Yoongi menunduk. Begitu sulit menatap mata Jiae yang terlalu tulus sedangkan ia merasa begitu se-brengsek ini.

"Seharusnya kau tidak mencintaiku," isak Yoongi pelan. Sungguh, tak bisa lagi Yoongi menahan tangisnya. Jiae telah menyentuh ruang hati terdalamnya. Memukul Yoongi dengan kenyataan bahwa ia telah menyakiti malaikat seperti Jiae.

Tanpa menjawab ucapan Yoongi, Jiae menghambur kembali ke pelukan Yoongi. Mengusap punggung lebar Yoongi yang begitu rapuh saat ini.

"Aku tahu kau pria yang bertanggung jawab.

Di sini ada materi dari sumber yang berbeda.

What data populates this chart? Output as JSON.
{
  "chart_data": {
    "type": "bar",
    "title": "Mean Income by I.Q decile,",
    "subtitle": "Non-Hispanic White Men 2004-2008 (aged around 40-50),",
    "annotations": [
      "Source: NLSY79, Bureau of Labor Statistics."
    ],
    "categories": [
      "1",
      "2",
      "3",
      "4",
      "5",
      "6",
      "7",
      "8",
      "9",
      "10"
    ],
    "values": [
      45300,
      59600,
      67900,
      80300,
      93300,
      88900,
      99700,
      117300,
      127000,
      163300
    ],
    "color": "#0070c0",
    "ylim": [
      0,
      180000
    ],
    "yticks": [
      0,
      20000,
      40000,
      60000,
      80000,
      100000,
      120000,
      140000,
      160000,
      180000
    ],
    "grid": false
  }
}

Aku tahu kau akan menyelesaikan semuanya. Apapun itu, aku akan selalu mendukungmu. Kita akan melewati semuanya sama-sama." Jiae berbisik serak, menahan tangis yang hampir saja pecah.

"Tidurlah. Esok akan sangat melelahkan," ujar Jiae, menutup malam Yoongi dengan kecupan lembut di keningnya. Hanya itu yang bisa Jiae lakukan sebagai istri dan sebagai seseorang yang mencintai Yoongi.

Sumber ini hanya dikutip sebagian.